Camilla

I was selling some things online, and a user of the sales portal used my contact information to text me very inappropriate stuff. At first I did not understand what he meant, because I was selling shoes, and he was asking about socks, and his grammar was inconsistent.
So I asked him if he could clarify. After a couple confusing texts, he finally spoke his mind clearly: He asked me if I would wear pantyhose for a few days to make them smelly, and then send them to him. He offered to pay a little money for each pair. Then he started to send me kissing emojis. I immediately blocked his number without responding further.
It made me feel scared, because this man had my phone number.
I immediately deleted my number and other person-specific information from my profile on the sales portal and will take subsequent action of giving his number to the portal administrators, so they can block him as a user.
It also made me feel really tired and frustrated, because I had to change my number last year because of another inappropriate man.
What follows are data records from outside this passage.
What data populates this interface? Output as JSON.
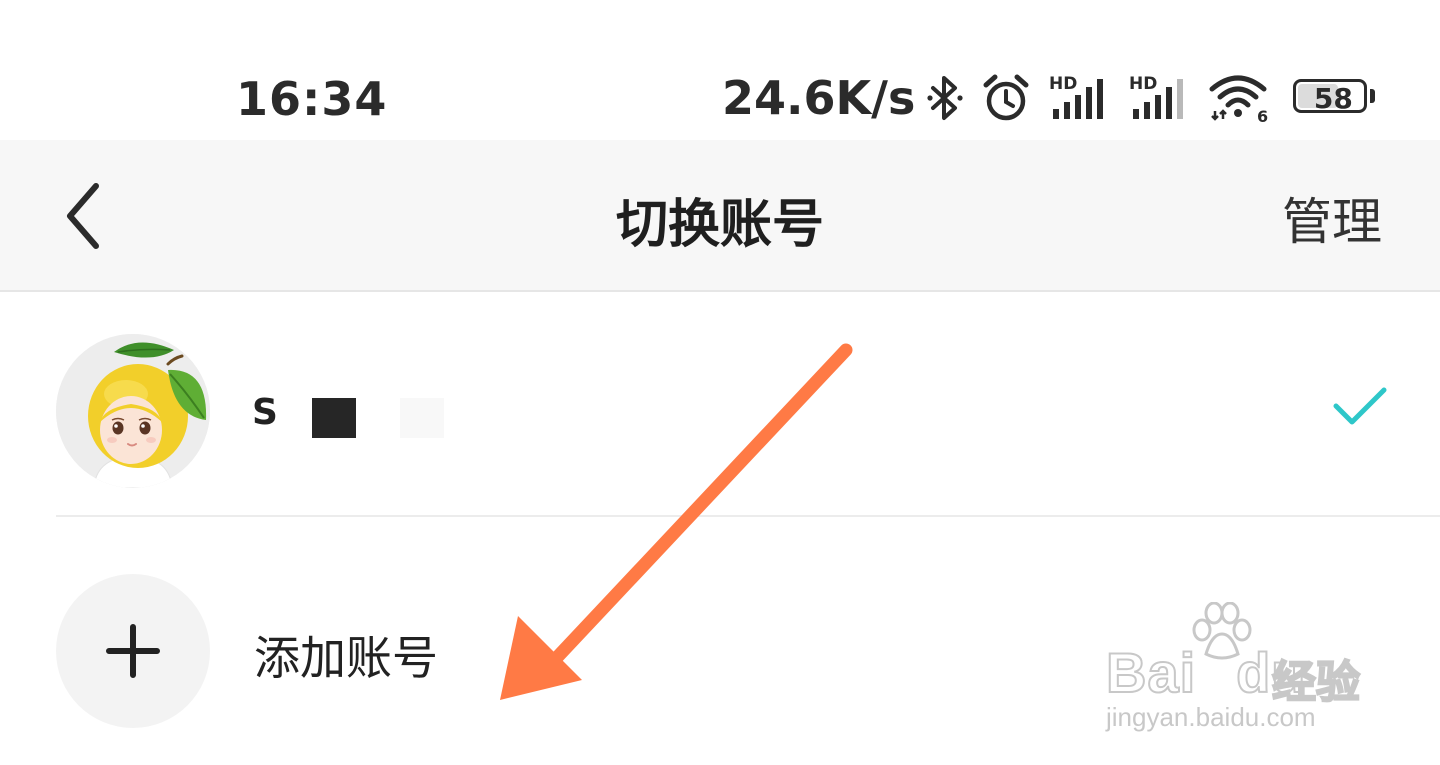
{
  "status_bar": {
    "time": "16:34",
    "net_speed": "24.6K/s",
    "battery_level": "58",
    "battery_fraction": 0.58,
    "icons": [
      "bluetooth-icon",
      "alarm-icon",
      "hd-signal-icon",
      "hd-signal-icon",
      "wifi-icon",
      "battery-icon"
    ],
    "signal_hd_label": "HD",
    "wifi_badge": "6"
  },
  "nav": {
    "title": "切换账号",
    "manage_label": "管理",
    "back_icon": "chevron-left-icon"
  },
  "accounts": [
    {
      "name": "S",
      "selected": true,
      "avatar": "lemon-avatar"
    }
  ],
  "add_account": {
    "label": "添加账号",
    "icon": "plus-icon"
  },
  "watermark": {
    "brand": "Bai",
    "brand_tail": "du",
    "cn": "经验",
    "url": "jingyan.baidu.com"
  },
  "colors": {
    "accent_check": "#2ec7c9",
    "arrow": "#ff7a45",
    "nav_bg": "#f7f7f7"
  }
}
This other man and I were dating for a couple of weeks. When I found out he was married, I broke it off (albeit a little later than I should have). Even after repeatedly being VERY CLEAR to him, that I no longer wanted to see him or have any contact with him, he would still call me non-stop for hours and hours. This happened every 3-4 months, and it kept me in a constant state of fear.
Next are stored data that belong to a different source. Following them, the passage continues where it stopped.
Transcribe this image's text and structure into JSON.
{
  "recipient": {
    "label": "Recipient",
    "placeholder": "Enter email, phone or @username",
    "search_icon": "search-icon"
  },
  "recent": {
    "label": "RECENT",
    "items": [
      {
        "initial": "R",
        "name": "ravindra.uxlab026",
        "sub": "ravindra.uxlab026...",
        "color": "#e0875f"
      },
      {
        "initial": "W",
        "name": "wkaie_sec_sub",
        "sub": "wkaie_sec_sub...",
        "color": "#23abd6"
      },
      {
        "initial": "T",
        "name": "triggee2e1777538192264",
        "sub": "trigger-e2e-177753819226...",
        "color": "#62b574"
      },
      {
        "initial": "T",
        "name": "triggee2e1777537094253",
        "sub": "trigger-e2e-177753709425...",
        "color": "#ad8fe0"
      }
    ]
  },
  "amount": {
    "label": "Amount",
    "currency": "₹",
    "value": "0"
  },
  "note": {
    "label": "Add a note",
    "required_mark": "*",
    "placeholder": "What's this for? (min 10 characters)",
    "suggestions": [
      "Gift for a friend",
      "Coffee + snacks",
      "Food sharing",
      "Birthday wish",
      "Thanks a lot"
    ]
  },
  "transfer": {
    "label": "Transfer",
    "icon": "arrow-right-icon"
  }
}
Would he come seek me out?
He knew where I lived at the time.
After a year and a half of ignoring his sporadic call-frencies I finally changed my number.
I felt defeated.

Why must it be my burden to bear that these men have problems?
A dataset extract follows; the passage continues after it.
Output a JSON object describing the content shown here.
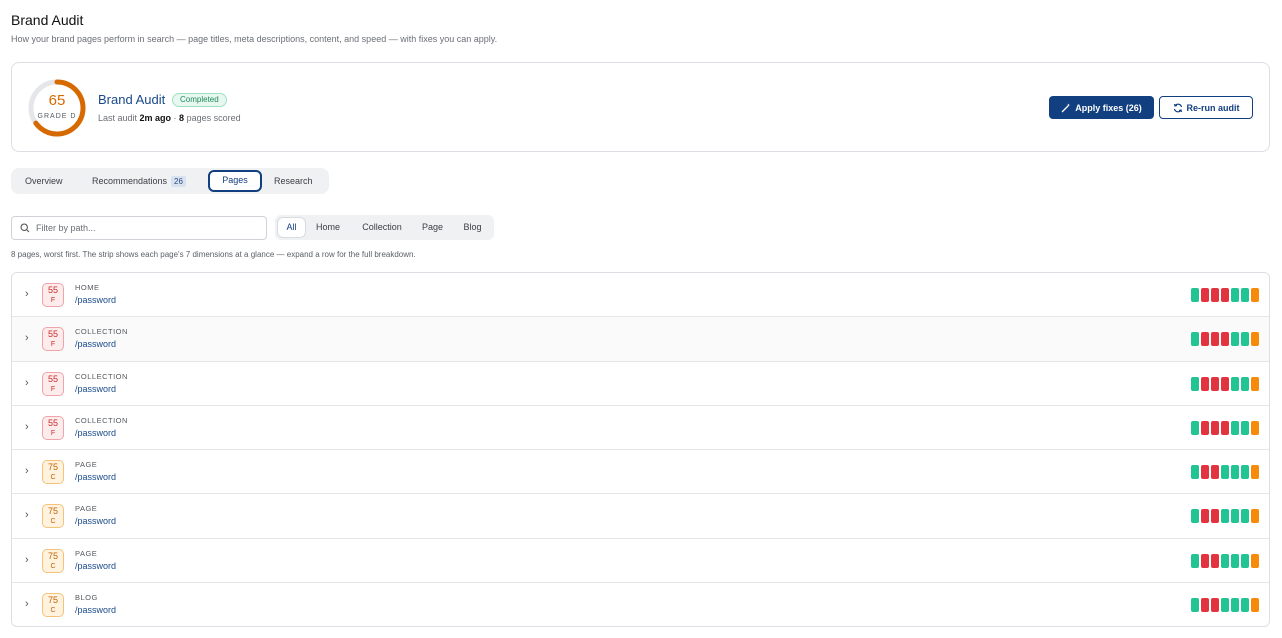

Why am I the one who has to feel shitty, be genuinely scared, when I am not the one who is wrong?
Why do I have to carry these men’s wrongdoings around with me?
I am in a constant state of self-consciousness because of guys who act inappropriately:
When I go out once in a while, I always make sure not to dress in a flattering way, so that I can mitigate the excessive amount of cat calls and but-groping.
When I go to work, I am ashamed of myself for dressing nicely when colleagues ask why I am so dressed-up, just because I wore a skirt and mascara.
It makes me feel uncomfortable that men are keeping an eye on me like that.

Stop being inappropriate, guys, and be as nice as we all know you really can be!